This Saturday, husband and wife Matt and Stephanie Fouldes hosted a small party to thank the community for the successful first year of their shop, the Eco Larder.
The event took place between 2 and 4PM and was free to any visitors, although a donation of around £3 was suggested.
“The Eco Larder’s first birthday party was a really fun and exciting event,” one volunteer said. “It is great to see how much success they have achieved with their zero waste movement and their initiative in helping Edinburgh become more sustainable is inspired!”
While Stephanie was pregnant, the couple began to consider how they could help to make the world greener for their daughter Jasmina, and decided to found The Eco Larder to help reduce plastic waste.
“It’s also about making one’s carbon footprint as small as possible,” the owners explain. “This doesn’t always quite align with plastic waste, but both of these areas are very important to focus on.
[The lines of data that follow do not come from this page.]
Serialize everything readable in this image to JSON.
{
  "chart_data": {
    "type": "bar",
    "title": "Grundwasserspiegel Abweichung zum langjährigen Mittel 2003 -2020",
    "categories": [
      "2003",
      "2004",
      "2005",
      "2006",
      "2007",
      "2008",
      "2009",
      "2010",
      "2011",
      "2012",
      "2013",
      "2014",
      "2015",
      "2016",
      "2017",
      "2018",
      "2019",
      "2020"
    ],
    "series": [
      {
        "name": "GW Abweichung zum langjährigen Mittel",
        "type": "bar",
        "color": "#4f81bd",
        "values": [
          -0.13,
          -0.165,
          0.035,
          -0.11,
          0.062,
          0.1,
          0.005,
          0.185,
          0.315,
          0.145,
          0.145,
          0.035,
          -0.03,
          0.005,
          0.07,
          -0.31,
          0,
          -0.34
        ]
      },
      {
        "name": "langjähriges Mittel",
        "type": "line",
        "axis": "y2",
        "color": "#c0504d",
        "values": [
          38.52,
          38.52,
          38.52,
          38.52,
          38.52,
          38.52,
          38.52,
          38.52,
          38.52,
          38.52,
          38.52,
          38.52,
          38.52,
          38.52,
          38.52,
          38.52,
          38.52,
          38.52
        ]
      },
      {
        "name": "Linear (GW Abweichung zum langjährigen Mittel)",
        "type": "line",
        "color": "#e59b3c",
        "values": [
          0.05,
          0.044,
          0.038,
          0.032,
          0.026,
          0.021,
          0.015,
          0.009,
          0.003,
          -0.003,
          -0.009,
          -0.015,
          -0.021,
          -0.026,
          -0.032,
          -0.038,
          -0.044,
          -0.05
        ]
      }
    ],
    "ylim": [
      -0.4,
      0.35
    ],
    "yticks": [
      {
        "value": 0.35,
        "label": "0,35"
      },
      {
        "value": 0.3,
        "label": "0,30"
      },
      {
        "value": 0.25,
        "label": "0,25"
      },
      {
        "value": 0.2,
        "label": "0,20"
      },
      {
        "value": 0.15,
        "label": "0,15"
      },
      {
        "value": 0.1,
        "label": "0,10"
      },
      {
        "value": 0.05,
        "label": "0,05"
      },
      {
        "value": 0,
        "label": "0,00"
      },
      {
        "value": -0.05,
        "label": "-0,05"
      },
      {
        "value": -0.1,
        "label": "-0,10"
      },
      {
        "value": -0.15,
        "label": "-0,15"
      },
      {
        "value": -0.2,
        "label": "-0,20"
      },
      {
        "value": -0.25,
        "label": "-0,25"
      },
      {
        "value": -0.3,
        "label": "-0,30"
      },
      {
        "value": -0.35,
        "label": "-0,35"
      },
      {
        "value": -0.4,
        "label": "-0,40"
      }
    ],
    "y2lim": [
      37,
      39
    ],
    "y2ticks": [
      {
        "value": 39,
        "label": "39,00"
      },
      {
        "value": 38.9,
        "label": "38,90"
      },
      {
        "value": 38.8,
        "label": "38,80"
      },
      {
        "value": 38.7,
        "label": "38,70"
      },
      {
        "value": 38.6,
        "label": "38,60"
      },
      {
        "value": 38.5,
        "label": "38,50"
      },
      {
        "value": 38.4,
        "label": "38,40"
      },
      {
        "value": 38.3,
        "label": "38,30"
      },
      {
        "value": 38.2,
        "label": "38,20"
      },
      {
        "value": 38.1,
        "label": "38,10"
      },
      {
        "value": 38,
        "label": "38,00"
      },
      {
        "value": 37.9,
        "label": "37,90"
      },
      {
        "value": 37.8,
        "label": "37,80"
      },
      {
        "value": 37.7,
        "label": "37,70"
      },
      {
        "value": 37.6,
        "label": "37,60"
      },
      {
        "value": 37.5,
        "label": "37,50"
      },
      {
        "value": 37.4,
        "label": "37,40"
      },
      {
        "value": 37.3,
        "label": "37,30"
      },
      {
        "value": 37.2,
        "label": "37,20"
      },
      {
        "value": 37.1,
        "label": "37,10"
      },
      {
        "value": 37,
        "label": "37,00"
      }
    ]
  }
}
We want to make a difference in people’s plastic and carbon footprints.”
Celebrating the community is an integral part of The Eco Larder’s philosophy.
The shop was initially founded with the help of a crowdfunding website, through which over £22,000 was raised with the help of nearly 500 supporters.
At the birthday celebration, time was set aside at the end so that members of the community could bring their own ideas and suggestions to the table.
The Eco Larder also has plenty of opportunities for volunteers to help out and make a difference.
The event also served as an opportunity to reflect on the past year. On the shop’s social media accounts, they have posted statistics about the types of plastic waste that their products have helped to avoid, as well as how much of each one.
One example is soap. The Eco Larder’s soap bars and soap refilling stations have helped to avoid 503 bottles of liquid soap, which equates to roughly 38 kilos of waste. In total, they have avoided over 100,000 pieces of packaging going to landfills this year.
Aside from soap products, The Eco Larder also sells an assortment of other products. They carry various toiletries – including shaving bars, deodorant, and skincare products – as well as cleaning products and various foods.
All of their products are fairtrade. The majority are locally made, with some being prepared in the shop itself. Their fruits, vegetables, spices, and legumes are sold plastic-free. Customers can buy containers, or bring their own, and then weigh the product they want to purchase and pay by weight.
“We have saved the most plastic with our milk bottles, which you can refill from the vending machine; our orange juice machine; and our oil refill station,” owner Matt said on the subject.
In the coming year, The Eco Larder aim to set their targets even higher. The owners are hoping to continue stocking more diverse products.
All of their previous activities, including beach cleans, yoga sessions, and crafting workshops, will continue running. Hopefully, this time next year The Eco Larder will be able to announce that they have saved even more waste from going into landfills.